29 de septiembre de 2024
XXVI Domingo del Tiempo Ordinario, año B
Mc 9, 38-43.45.47-48
El Evangelio de este vigésimo sexto domingo (Mc 9,38-43.45.47-48) se compone de dos momentos, que no parecen tener mucho en común.
En el primero asistimos al escándalo de los discípulos ante el hecho de que una persona, que no pertenecía a su grupo, expulsara demonios en nombre de Jesús (Mc 9,38-41): Marcos cuenta que Juan va a Jesús para contarle lo que había hecho y decirle que les hubiera gustado impedirlo.
En el segundo escuchamos las palabras de Jesús sobre el escándalo, sobre los que impiden la fe de los pequeños (Mc 41-43, 45, 47-48).
Una clave de interpretación se encuentra en una expresión que se repite varias veces en esta segunda parte: es la expresión con la que Jesús indica claramente el final del camino al que todos estamos llamados: «entrar en la vida», «entrar en el Reino de Dios» (Mc 9,43.45.47).
Esta es la voluntad del Padre, este es el don de Dios: que entremos en la vida, que nuestra vida sea plena, que se entregue en el amor como la de Cristo.
Vimos el domingo pasado que una vida es plena y bella, tanto como sabe aprender las medidas evangélicas, que no evalúan según los criterios de grandeza y poder, sino, por el contrario, de quien sabe acoger y dar gracias por todo, como los pequeños.
En ambas partes del Evangelio de hoy encontramos un elemento que de alguna manera tiene que ver con este camino, el que lleva a entrar en la vida.
En la primera parte vemos que los discípulos están convencidos de que tienen el derecho exclusivo de decidir quién puede entrar en la vida y quién no, quién pertenece al Reino y quién no, quién puede trabajar en nombre de Jesús y quién no: según ellos, nadie puede expulsar demonios excepto aquellos que pertenecen al círculo cercano de los discípulos.
Ante esta actitud, Jesús pide a sus discípulos que aprendan otra forma de mirar.
No se trata de buscar quién está dentro y quién está fuera, sino de aprender a reconocer el bien allí donde se encuentre.
La acción contra el mal no requiere aislar de la lucha a todos aquellos que no nos han pedido permiso para hacer el bien, que no pertenecen a nuestro grupo, como si tuviéramos algún poder, o alguna exclusividad.
Jesús parece estar diciendo que cualquiera que lucha contra el mal, como el hombre que expulsa demonios, automáticamente se pone de su lado, libra su propia batalla.
Si aprendemos a mirar, nos sorprenderemos de la cantidad de buenos gestos que florecen gratuitamente fuera de nuestro pequeño círculo.
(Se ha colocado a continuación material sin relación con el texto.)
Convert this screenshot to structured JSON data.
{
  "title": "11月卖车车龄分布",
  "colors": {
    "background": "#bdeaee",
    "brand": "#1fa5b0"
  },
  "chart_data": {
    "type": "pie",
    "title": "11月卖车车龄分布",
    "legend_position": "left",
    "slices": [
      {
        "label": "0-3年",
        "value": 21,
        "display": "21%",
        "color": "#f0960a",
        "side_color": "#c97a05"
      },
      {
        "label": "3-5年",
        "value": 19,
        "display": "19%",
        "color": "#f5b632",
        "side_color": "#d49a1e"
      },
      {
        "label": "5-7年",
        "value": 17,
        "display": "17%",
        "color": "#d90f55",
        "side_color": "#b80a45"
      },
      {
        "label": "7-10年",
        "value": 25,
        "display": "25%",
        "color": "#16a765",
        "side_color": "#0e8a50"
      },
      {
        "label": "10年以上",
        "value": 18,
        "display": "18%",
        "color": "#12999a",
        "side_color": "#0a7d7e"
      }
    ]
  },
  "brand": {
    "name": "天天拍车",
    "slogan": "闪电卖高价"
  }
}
Y los primeros beneficiarios de este bien seremos nosotros, los discípulos, a quienes bienhechores anónimos podrán dar un vaso de agua, solo porque somos suyos: «Quien en verdad os dé a beber un vaso de agua en mi nombre, porque sois de Cristo, en verdad os lo digo, no perderá su recompensa» (Mc 9, 41).
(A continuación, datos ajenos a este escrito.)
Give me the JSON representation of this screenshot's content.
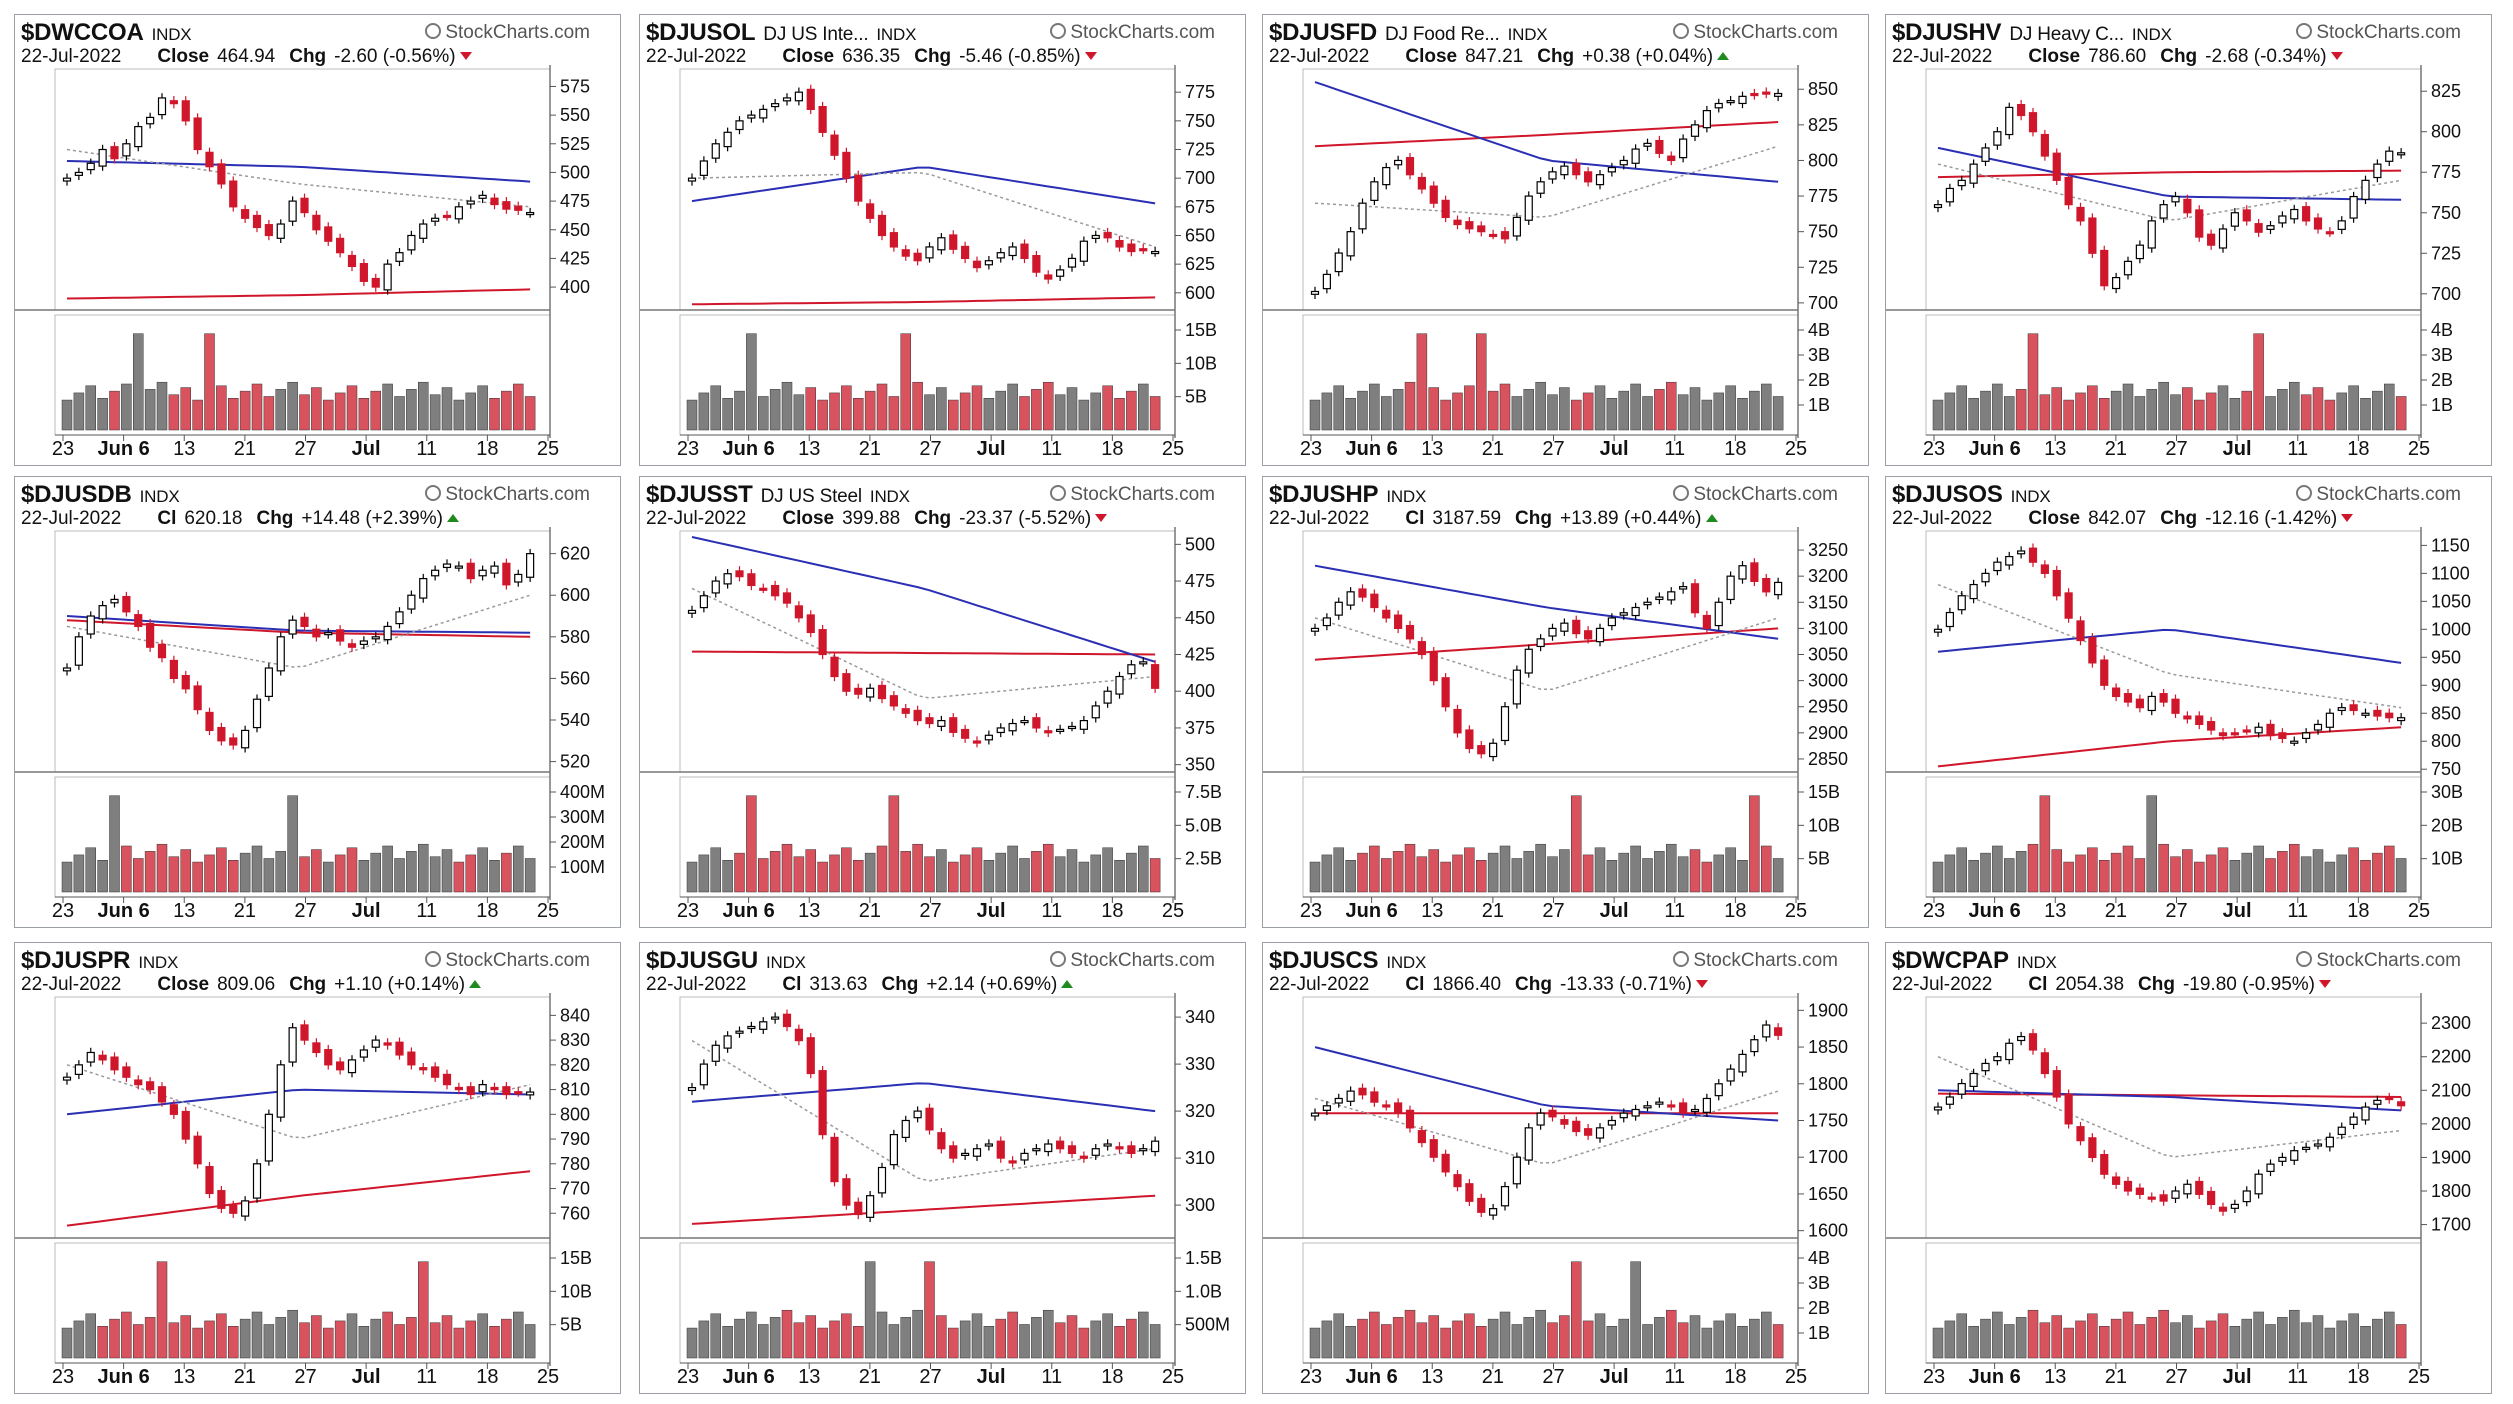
{
  "brand": "StockCharts.com",
  "colors": {
    "up": "#000000",
    "down": "#d0162b",
    "ma_short": "#9a9a9a",
    "ma_mid": "#2a2fb4",
    "ma_long": "#d0162b",
    "vol_up": "#7f7f7f",
    "vol_down": "#d9535f"
  },
  "chart_data": [
    {
      "type": "candlestick",
      "symbol": "$DWCCOA",
      "name": "",
      "index_label": "INDX",
      "date": "22-Jul-2022",
      "close_label": "Close",
      "close": "464.94",
      "chg_label": "Chg",
      "chg": "-2.60 (-0.56%)",
      "direction": "down",
      "ylim": [
        380,
        585
      ],
      "price_ticks": [
        "575",
        "550",
        "525",
        "500",
        "475",
        "450",
        "425",
        "400"
      ],
      "volume_ticks": [],
      "x_ticks": [
        "23",
        "Jun 6",
        "13",
        "21",
        "27",
        "Jul",
        "11",
        "18",
        "25"
      ],
      "path": [
        495,
        500,
        508,
        520,
        512,
        525,
        540,
        548,
        565,
        560,
        545,
        520,
        505,
        490,
        470,
        460,
        452,
        445,
        455,
        475,
        465,
        450,
        440,
        430,
        418,
        405,
        400,
        420,
        430,
        445,
        455,
        460,
        462,
        470,
        475,
        480,
        472,
        468,
        467,
        465
      ],
      "ma_short_level": [
        520,
        490,
        470
      ],
      "ma_mid_level": [
        510,
        505,
        492
      ],
      "ma_long_level": [
        390,
        393,
        398
      ],
      "volume_spikes": [
        6,
        12
      ]
    },
    {
      "type": "candlestick",
      "symbol": "$DJUSOL",
      "name": "DJ US Inte...",
      "index_label": "INDX",
      "date": "22-Jul-2022",
      "close_label": "Close",
      "close": "636.35",
      "chg_label": "Chg",
      "chg": "-5.46 (-0.85%)",
      "direction": "down",
      "ylim": [
        585,
        790
      ],
      "price_ticks": [
        "775",
        "750",
        "725",
        "700",
        "675",
        "650",
        "625",
        "600"
      ],
      "volume_ticks": [
        "15B",
        "10B",
        "5B"
      ],
      "x_ticks": [
        "23",
        "Jun 6",
        "13",
        "21",
        "27",
        "Jul",
        "11",
        "18",
        "25"
      ],
      "path": [
        700,
        715,
        730,
        740,
        750,
        755,
        760,
        765,
        770,
        775,
        760,
        740,
        720,
        700,
        680,
        665,
        650,
        640,
        632,
        628,
        640,
        648,
        638,
        630,
        622,
        628,
        635,
        640,
        630,
        618,
        612,
        620,
        630,
        645,
        650,
        648,
        640,
        636,
        638,
        636
      ],
      "ma_short_level": [
        700,
        705,
        640
      ],
      "ma_mid_level": [
        680,
        710,
        678
      ],
      "ma_long_level": [
        590,
        592,
        596
      ],
      "volume_spikes": [
        5,
        18
      ]
    },
    {
      "type": "candlestick",
      "symbol": "$DJUSFD",
      "name": "DJ Food Re...",
      "index_label": "INDX",
      "date": "22-Jul-2022",
      "close_label": "Close",
      "close": "847.21",
      "chg_label": "Chg",
      "chg": "+0.38 (+0.04%)",
      "direction": "up",
      "ylim": [
        695,
        860
      ],
      "price_ticks": [
        "850",
        "825",
        "800",
        "775",
        "750",
        "725",
        "700"
      ],
      "volume_ticks": [
        "4B",
        "3B",
        "2B",
        "1B"
      ],
      "x_ticks": [
        "23",
        "Jun 6",
        "13",
        "21",
        "27",
        "Jul",
        "11",
        "18",
        "25"
      ],
      "path": [
        708,
        720,
        735,
        750,
        770,
        785,
        795,
        800,
        790,
        780,
        770,
        760,
        755,
        752,
        750,
        748,
        745,
        760,
        775,
        785,
        792,
        796,
        790,
        785,
        790,
        795,
        800,
        808,
        812,
        805,
        800,
        815,
        825,
        835,
        840,
        842,
        845,
        846,
        847,
        847
      ],
      "ma_short_level": [
        770,
        760,
        810
      ],
      "ma_mid_level": [
        855,
        800,
        785
      ],
      "ma_long_level": [
        810,
        818,
        827
      ],
      "volume_spikes": [
        9,
        14
      ]
    },
    {
      "type": "candlestick",
      "symbol": "$DJUSHV",
      "name": "DJ Heavy C...",
      "index_label": "INDX",
      "date": "22-Jul-2022",
      "close_label": "Close",
      "close": "786.60",
      "chg_label": "Chg",
      "chg": "-2.68 (-0.34%)",
      "direction": "down",
      "ylim": [
        690,
        835
      ],
      "price_ticks": [
        "825",
        "800",
        "775",
        "750",
        "725",
        "700"
      ],
      "volume_ticks": [
        "4B",
        "3B",
        "2B",
        "1B"
      ],
      "x_ticks": [
        "23",
        "Jun 6",
        "13",
        "21",
        "27",
        "Jul",
        "11",
        "18",
        "25"
      ],
      "path": [
        755,
        765,
        770,
        780,
        790,
        800,
        815,
        810,
        800,
        785,
        770,
        755,
        745,
        725,
        705,
        710,
        720,
        730,
        745,
        755,
        760,
        750,
        735,
        730,
        740,
        750,
        745,
        738,
        742,
        748,
        752,
        745,
        740,
        738,
        745,
        760,
        770,
        780,
        788,
        787
      ],
      "ma_short_level": [
        780,
        745,
        770
      ],
      "ma_mid_level": [
        790,
        760,
        758
      ],
      "ma_long_level": [
        772,
        775,
        776
      ],
      "volume_spikes": [
        8,
        27
      ]
    },
    {
      "type": "candlestick",
      "symbol": "$DJUSDB",
      "name": "",
      "index_label": "INDX",
      "date": "22-Jul-2022",
      "close_label": "Cl",
      "close": "620.18",
      "chg_label": "Chg",
      "chg": "+14.48 (+2.39%)",
      "direction": "up",
      "ylim": [
        515,
        628
      ],
      "price_ticks": [
        "620",
        "600",
        "580",
        "560",
        "540",
        "520"
      ],
      "volume_ticks": [
        "400M",
        "300M",
        "200M",
        "100M"
      ],
      "x_ticks": [
        "23",
        "Jun 6",
        "13",
        "21",
        "27",
        "Jul",
        "11",
        "18",
        "25"
      ],
      "path": [
        565,
        580,
        590,
        595,
        598,
        592,
        585,
        575,
        570,
        560,
        555,
        545,
        535,
        530,
        528,
        535,
        550,
        565,
        580,
        588,
        585,
        580,
        582,
        578,
        575,
        578,
        580,
        585,
        592,
        600,
        608,
        612,
        615,
        614,
        608,
        612,
        614,
        605,
        610,
        620
      ],
      "ma_short_level": [
        585,
        565,
        600
      ],
      "ma_mid_level": [
        590,
        583,
        582
      ],
      "ma_long_level": [
        588,
        582,
        580
      ],
      "volume_spikes": [
        4,
        19
      ]
    },
    {
      "type": "candlestick",
      "symbol": "$DJUSST",
      "name": "DJ US Steel",
      "index_label": "INDX",
      "date": "22-Jul-2022",
      "close_label": "Close",
      "close": "399.88",
      "chg_label": "Chg",
      "chg": "-23.37 (-5.52%)",
      "direction": "down",
      "ylim": [
        345,
        505
      ],
      "price_ticks": [
        "500",
        "475",
        "450",
        "425",
        "400",
        "375",
        "350"
      ],
      "volume_ticks": [
        "7.5B",
        "5.0B",
        "2.5B"
      ],
      "x_ticks": [
        "23",
        "Jun 6",
        "13",
        "21",
        "27",
        "Jul",
        "11",
        "18",
        "25"
      ],
      "path": [
        455,
        465,
        475,
        480,
        478,
        472,
        470,
        465,
        460,
        450,
        440,
        425,
        410,
        400,
        398,
        402,
        395,
        390,
        385,
        380,
        378,
        380,
        372,
        368,
        365,
        370,
        375,
        378,
        380,
        375,
        372,
        374,
        376,
        380,
        390,
        400,
        410,
        418,
        420,
        402
      ],
      "ma_short_level": [
        470,
        395,
        410
      ],
      "ma_mid_level": [
        505,
        470,
        420
      ],
      "ma_long_level": [
        427,
        426,
        425
      ],
      "volume_spikes": [
        5,
        17
      ]
    },
    {
      "type": "candlestick",
      "symbol": "$DJUSHP",
      "name": "",
      "index_label": "INDX",
      "date": "22-Jul-2022",
      "close_label": "Cl",
      "close": "3187.59",
      "chg_label": "Chg",
      "chg": "+13.89 (+0.44%)",
      "direction": "up",
      "ylim": [
        2825,
        3275
      ],
      "price_ticks": [
        "3250",
        "3200",
        "3150",
        "3100",
        "3050",
        "3000",
        "2950",
        "2900",
        "2850"
      ],
      "volume_ticks": [
        "15B",
        "10B",
        "5B"
      ],
      "x_ticks": [
        "23",
        "Jun 6",
        "13",
        "21",
        "27",
        "Jul",
        "11",
        "18",
        "25"
      ],
      "path": [
        3100,
        3120,
        3150,
        3170,
        3160,
        3140,
        3120,
        3100,
        3080,
        3050,
        3000,
        2950,
        2900,
        2870,
        2860,
        2880,
        2950,
        3020,
        3060,
        3080,
        3100,
        3110,
        3090,
        3080,
        3100,
        3120,
        3130,
        3140,
        3150,
        3160,
        3170,
        3180,
        3130,
        3100,
        3150,
        3200,
        3220,
        3190,
        3170,
        3188
      ],
      "ma_short_level": [
        3120,
        2980,
        3120
      ],
      "ma_mid_level": [
        3220,
        3140,
        3080
      ],
      "ma_long_level": [
        3040,
        3070,
        3100
      ],
      "volume_spikes": [
        22,
        37
      ]
    },
    {
      "type": "candlestick",
      "symbol": "$DJUSOS",
      "name": "",
      "index_label": "INDX",
      "date": "22-Jul-2022",
      "close_label": "Close",
      "close": "842.07",
      "chg_label": "Chg",
      "chg": "-12.16 (-1.42%)",
      "direction": "down",
      "ylim": [
        745,
        1165
      ],
      "price_ticks": [
        "1150",
        "1100",
        "1050",
        "1000",
        "950",
        "900",
        "850",
        "800",
        "750"
      ],
      "volume_ticks": [
        "30B",
        "20B",
        "10B"
      ],
      "x_ticks": [
        "23",
        "Jun 6",
        "13",
        "21",
        "27",
        "Jul",
        "11",
        "18",
        "25"
      ],
      "path": [
        1000,
        1030,
        1060,
        1080,
        1100,
        1120,
        1130,
        1140,
        1120,
        1100,
        1060,
        1020,
        980,
        940,
        900,
        880,
        870,
        860,
        880,
        870,
        850,
        840,
        830,
        820,
        810,
        815,
        820,
        825,
        810,
        805,
        800,
        815,
        830,
        850,
        860,
        855,
        850,
        845,
        842,
        842
      ],
      "ma_short_level": [
        1080,
        920,
        860
      ],
      "ma_mid_level": [
        960,
        1000,
        940
      ],
      "ma_long_level": [
        755,
        800,
        825
      ],
      "volume_spikes": [
        9,
        18
      ]
    },
    {
      "type": "candlestick",
      "symbol": "$DJUSPR",
      "name": "",
      "index_label": "INDX",
      "date": "22-Jul-2022",
      "close_label": "Close",
      "close": "809.06",
      "chg_label": "Chg",
      "chg": "+1.10 (+0.14%)",
      "direction": "up",
      "ylim": [
        750,
        845
      ],
      "price_ticks": [
        "840",
        "830",
        "820",
        "810",
        "800",
        "790",
        "780",
        "770",
        "760"
      ],
      "volume_ticks": [
        "15B",
        "10B",
        "5B"
      ],
      "x_ticks": [
        "23",
        "Jun 6",
        "13",
        "21",
        "27",
        "Jul",
        "11",
        "18",
        "25"
      ],
      "path": [
        815,
        820,
        825,
        822,
        818,
        815,
        812,
        810,
        805,
        800,
        790,
        780,
        768,
        762,
        760,
        765,
        780,
        800,
        820,
        835,
        830,
        825,
        820,
        818,
        822,
        826,
        830,
        828,
        824,
        820,
        818,
        815,
        812,
        810,
        808,
        812,
        810,
        808,
        809,
        809
      ],
      "ma_short_level": [
        820,
        790,
        812
      ],
      "ma_mid_level": [
        800,
        810,
        808
      ],
      "ma_long_level": [
        755,
        767,
        777
      ],
      "volume_spikes": [
        8,
        30
      ]
    },
    {
      "type": "candlestick",
      "symbol": "$DJUSGU",
      "name": "",
      "index_label": "INDX",
      "date": "22-Jul-2022",
      "close_label": "Cl",
      "close": "313.63",
      "chg_label": "Chg",
      "chg": "+2.14 (+0.69%)",
      "direction": "up",
      "ylim": [
        293,
        343
      ],
      "price_ticks": [
        "340",
        "330",
        "320",
        "310",
        "300"
      ],
      "volume_ticks": [
        "1.5B",
        "1.0B",
        "500M"
      ],
      "x_ticks": [
        "23",
        "Jun 6",
        "13",
        "21",
        "27",
        "Jul",
        "11",
        "18",
        "25"
      ],
      "path": [
        325,
        330,
        334,
        336,
        337,
        338,
        339,
        340,
        338,
        335,
        328,
        315,
        305,
        300,
        298,
        302,
        308,
        315,
        318,
        320,
        316,
        312,
        310,
        311,
        312,
        313,
        310,
        309,
        311,
        312,
        313,
        312,
        311,
        310,
        312,
        313,
        312,
        311,
        312,
        313.6
      ],
      "ma_short_level": [
        335,
        305,
        312
      ],
      "ma_mid_level": [
        322,
        326,
        320
      ],
      "ma_long_level": [
        296,
        299,
        302
      ],
      "volume_spikes": [
        15,
        20
      ]
    },
    {
      "type": "candlestick",
      "symbol": "$DJUSCS",
      "name": "",
      "index_label": "INDX",
      "date": "22-Jul-2022",
      "close_label": "Cl",
      "close": "1866.40",
      "chg_label": "Chg",
      "chg": "-13.33 (-0.71%)",
      "direction": "down",
      "ylim": [
        1590,
        1910
      ],
      "price_ticks": [
        "1900",
        "1850",
        "1800",
        "1750",
        "1700",
        "1650",
        "1600"
      ],
      "volume_ticks": [
        "4B",
        "3B",
        "2B",
        "1B"
      ],
      "x_ticks": [
        "23",
        "Jun 6",
        "13",
        "21",
        "27",
        "Jul",
        "11",
        "18",
        "25"
      ],
      "path": [
        1760,
        1770,
        1780,
        1790,
        1785,
        1775,
        1770,
        1760,
        1740,
        1720,
        1700,
        1680,
        1660,
        1640,
        1625,
        1630,
        1660,
        1700,
        1740,
        1760,
        1755,
        1745,
        1735,
        1730,
        1740,
        1750,
        1760,
        1765,
        1770,
        1775,
        1770,
        1760,
        1765,
        1780,
        1800,
        1820,
        1840,
        1860,
        1880,
        1866
      ],
      "ma_short_level": [
        1780,
        1690,
        1790
      ],
      "ma_mid_level": [
        1850,
        1770,
        1750
      ],
      "ma_long_level": [
        1760,
        1760,
        1760
      ],
      "volume_spikes": [
        22,
        27
      ]
    },
    {
      "type": "candlestick",
      "symbol": "$DWCPAP",
      "name": "",
      "index_label": "INDX",
      "date": "22-Jul-2022",
      "close_label": "Cl",
      "close": "2054.38",
      "chg_label": "Chg",
      "chg": "-19.80 (-0.95%)",
      "direction": "down",
      "ylim": [
        1660,
        2360
      ],
      "price_ticks": [
        "2300",
        "2200",
        "2100",
        "2000",
        "1900",
        "1800",
        "1700"
      ],
      "volume_ticks": [],
      "x_ticks": [
        "23",
        "Jun 6",
        "13",
        "21",
        "27",
        "Jul",
        "11",
        "18",
        "25"
      ],
      "path": [
        2050,
        2080,
        2120,
        2150,
        2180,
        2200,
        2240,
        2260,
        2220,
        2150,
        2080,
        2000,
        1950,
        1900,
        1850,
        1820,
        1800,
        1790,
        1780,
        1770,
        1800,
        1820,
        1790,
        1760,
        1740,
        1760,
        1800,
        1850,
        1880,
        1900,
        1920,
        1930,
        1940,
        1960,
        1990,
        2020,
        2050,
        2070,
        2074,
        2054
      ],
      "ma_short_level": [
        2200,
        1900,
        1980
      ],
      "ma_mid_level": [
        2100,
        2080,
        2040
      ],
      "ma_long_level": [
        2090,
        2085,
        2080
      ],
      "volume_spikes": []
    }
  ]
}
La segunda parte del Evangelio nos lleva un paso más allá.
Para entrar en la vida, como pide Jesús, siempre es necesario un corte, un desprendimiento, una pérdida.
Pero el corte a hacer no es tanto, como decíamos, comparado con los que no están entre nosotros. El corte a hacer está en nosotros, llamados a romper sin demora con todo lo que hay en nosotros que se opone a esta lógica de rechazo del mal y, al mismo tiempo, de benevolencia.
Aquí Jesús vuelve a cambiar la mentalidad religiosa de su tiempo, según la cual solo los animales perfectos podían ser ofrecidos en sacrificio, y solo las personas sin discapacidad podían entrar en la presencia de Dios en el templo. De hecho, los ciegos, los inválidos, los enfermos estaban excluidos.
Aquí ocurre exactamente lo contrario: entramos en la vida, aunque de alguna manera nos falte, porque Dios no quiere que seamos perfectos, sino que seamos íntegros, completos. Y somos tan íntegros como somos capaces de acoger el don de la misericordia gratuita del Padre, o el vaso de agua del hermano que encontramos, es decir, de dejar que nuestras carencias se conviertan en una apertura acogedora del bien que florece a nuestro alrededor.